The only movie I was really close with was “R.I.P.D.”, which is standing at 11% on Rotten Tomatoes. I’m seeing it tomorrow, because I like to see everything, but audiences just were not interested in this “Men in Black” rip-off as it only debuted to $12.69 million. (I predicted $12.8M, woo-hoo!) And its budget was $130 million or so. Talk about one of the biggest bombs in recent memory! “Red 2” was its direct competition and that one came out on top. I think this movie looks fun, but audiences just didn’t bite. I’m not surprised one bit.

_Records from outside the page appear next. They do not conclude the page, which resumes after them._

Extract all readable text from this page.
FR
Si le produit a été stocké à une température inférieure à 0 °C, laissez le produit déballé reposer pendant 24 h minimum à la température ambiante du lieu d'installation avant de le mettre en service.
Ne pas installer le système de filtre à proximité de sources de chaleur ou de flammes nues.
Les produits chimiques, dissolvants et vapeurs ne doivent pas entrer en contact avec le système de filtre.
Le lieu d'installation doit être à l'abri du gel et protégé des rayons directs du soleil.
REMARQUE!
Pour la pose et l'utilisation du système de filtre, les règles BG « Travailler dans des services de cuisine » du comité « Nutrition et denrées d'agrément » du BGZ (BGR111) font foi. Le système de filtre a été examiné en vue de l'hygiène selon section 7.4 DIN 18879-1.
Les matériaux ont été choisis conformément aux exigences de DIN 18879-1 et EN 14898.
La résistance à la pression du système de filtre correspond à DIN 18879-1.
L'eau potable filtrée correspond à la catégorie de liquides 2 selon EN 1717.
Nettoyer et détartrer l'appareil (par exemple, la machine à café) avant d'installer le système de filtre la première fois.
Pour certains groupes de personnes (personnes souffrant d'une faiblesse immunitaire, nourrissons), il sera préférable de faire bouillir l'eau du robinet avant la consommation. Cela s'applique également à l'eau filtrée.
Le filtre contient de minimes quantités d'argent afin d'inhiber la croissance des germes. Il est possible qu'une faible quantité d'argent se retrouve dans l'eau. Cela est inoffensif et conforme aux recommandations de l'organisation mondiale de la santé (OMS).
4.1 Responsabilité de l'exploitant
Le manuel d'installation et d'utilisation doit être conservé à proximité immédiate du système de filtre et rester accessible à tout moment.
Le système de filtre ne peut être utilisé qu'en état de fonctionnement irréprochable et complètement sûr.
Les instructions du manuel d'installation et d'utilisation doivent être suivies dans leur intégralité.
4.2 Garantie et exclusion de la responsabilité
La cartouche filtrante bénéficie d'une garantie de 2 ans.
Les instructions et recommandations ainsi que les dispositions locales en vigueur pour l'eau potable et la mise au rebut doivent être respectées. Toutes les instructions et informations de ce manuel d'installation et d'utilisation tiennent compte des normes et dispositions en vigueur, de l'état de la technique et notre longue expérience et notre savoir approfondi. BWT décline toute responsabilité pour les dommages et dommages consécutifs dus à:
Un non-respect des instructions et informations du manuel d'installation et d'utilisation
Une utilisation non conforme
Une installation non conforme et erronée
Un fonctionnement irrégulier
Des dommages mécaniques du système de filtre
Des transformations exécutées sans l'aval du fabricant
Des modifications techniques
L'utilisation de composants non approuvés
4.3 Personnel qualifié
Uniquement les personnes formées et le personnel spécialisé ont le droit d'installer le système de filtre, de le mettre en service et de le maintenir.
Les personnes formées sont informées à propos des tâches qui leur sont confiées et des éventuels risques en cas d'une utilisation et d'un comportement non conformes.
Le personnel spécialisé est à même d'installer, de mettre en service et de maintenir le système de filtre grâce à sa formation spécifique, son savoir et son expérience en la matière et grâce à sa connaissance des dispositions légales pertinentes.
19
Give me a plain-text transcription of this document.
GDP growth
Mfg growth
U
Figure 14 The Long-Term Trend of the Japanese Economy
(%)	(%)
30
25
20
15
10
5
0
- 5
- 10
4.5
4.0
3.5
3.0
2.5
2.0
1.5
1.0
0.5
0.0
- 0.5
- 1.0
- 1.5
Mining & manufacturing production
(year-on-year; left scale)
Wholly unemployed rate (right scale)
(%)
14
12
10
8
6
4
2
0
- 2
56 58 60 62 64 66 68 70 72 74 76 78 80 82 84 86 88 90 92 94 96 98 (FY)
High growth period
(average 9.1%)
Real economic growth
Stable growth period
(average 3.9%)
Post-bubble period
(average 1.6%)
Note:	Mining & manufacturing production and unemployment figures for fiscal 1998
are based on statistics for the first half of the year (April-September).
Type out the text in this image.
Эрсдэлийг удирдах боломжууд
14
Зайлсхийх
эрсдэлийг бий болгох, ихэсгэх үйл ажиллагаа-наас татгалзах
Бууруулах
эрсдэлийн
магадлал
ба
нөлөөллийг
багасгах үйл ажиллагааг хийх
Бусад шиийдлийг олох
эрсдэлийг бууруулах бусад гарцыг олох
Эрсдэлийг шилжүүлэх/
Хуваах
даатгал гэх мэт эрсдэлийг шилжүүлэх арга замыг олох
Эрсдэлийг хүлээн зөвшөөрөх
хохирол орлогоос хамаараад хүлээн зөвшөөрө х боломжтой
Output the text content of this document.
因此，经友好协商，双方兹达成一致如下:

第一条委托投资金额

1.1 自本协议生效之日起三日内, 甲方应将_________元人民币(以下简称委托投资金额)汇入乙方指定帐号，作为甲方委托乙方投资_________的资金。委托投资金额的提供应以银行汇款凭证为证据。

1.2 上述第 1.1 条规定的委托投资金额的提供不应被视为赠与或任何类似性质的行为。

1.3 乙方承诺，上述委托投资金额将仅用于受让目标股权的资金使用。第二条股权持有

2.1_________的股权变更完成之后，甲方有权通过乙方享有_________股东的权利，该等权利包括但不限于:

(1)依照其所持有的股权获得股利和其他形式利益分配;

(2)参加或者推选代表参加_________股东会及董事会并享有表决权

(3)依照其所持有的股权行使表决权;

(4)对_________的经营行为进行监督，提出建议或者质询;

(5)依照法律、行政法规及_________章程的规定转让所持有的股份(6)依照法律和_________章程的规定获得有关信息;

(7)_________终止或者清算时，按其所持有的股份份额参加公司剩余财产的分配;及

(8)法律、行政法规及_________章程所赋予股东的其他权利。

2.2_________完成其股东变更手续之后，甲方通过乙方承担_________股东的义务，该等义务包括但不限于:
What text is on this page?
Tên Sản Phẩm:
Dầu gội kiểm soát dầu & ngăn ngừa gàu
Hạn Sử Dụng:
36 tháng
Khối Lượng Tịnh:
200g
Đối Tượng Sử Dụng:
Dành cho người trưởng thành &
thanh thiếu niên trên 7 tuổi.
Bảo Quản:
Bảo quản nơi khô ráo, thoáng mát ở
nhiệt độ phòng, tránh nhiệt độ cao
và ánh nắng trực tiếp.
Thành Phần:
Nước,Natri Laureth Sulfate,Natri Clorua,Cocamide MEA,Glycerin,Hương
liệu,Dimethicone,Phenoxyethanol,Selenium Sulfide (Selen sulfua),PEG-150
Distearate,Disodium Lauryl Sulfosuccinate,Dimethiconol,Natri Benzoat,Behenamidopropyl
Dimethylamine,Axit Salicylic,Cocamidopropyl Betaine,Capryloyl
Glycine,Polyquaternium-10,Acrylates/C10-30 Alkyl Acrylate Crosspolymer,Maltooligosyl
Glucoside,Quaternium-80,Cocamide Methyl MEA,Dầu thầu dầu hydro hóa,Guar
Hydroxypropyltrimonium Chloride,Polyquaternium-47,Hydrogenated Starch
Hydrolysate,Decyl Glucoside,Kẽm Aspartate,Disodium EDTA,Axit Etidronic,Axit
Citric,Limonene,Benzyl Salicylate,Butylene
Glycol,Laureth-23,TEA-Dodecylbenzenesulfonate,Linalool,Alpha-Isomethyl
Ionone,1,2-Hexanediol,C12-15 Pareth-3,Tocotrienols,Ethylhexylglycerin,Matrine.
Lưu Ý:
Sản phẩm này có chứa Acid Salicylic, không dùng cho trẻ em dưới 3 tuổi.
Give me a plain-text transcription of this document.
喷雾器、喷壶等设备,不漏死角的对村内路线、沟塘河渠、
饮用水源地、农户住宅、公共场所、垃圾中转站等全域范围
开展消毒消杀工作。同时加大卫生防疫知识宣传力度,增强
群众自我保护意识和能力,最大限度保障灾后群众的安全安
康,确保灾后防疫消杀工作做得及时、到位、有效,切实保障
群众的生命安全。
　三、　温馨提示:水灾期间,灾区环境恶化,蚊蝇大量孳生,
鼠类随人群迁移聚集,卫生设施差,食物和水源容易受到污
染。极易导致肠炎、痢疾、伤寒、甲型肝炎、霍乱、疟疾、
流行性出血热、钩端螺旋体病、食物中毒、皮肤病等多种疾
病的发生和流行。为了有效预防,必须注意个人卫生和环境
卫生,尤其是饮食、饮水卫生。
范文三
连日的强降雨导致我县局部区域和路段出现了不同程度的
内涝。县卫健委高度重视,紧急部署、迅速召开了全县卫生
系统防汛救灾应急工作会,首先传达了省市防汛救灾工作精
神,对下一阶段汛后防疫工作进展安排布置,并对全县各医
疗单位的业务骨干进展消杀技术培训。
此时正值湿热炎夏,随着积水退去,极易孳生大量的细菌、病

Here’s how the Top 10 performed! And if you missed any of my reviews, just click on the link to read it.

Title: Result/Prediction/Difference (Over/Under)
1. “The Conjuring”: $41.855M/$37.5M/$4.355M under
2. “Despicable Me 2: $24.906M/$22.473M/$2.433M under
3. “Turbo”: $21.312M/$28.8M/$7.488M over
4. “Grown Ups 2”: $19.872M/$19.5M/$372, 000 under
5. “Red 2”: $18.048M/$25M/$6.952M over
6. “Pacific Rim: $16.002M/$19.825M/$3.823 over
7. “R.I.P.D.”: $12.691M/$12.8M/$109, 000 over
8. “The Heat: $9.303M/$9.025M/$278, 000 under
9. “World War Z: $5.191M/NA/NA
10. “Monsters University: $5.121M/$6M/$879, 000 over

For the four new releases, I was off by a grand total of: $18, 904, 000

For the five holdovers I predicted in the top 10, I was off by a grand total of: $7, 785, 000

Did any of you go to the theatre this weekend? I saw “Grown Ups 2” on Saturday, don’t ask me why. Expect the review tomorrow.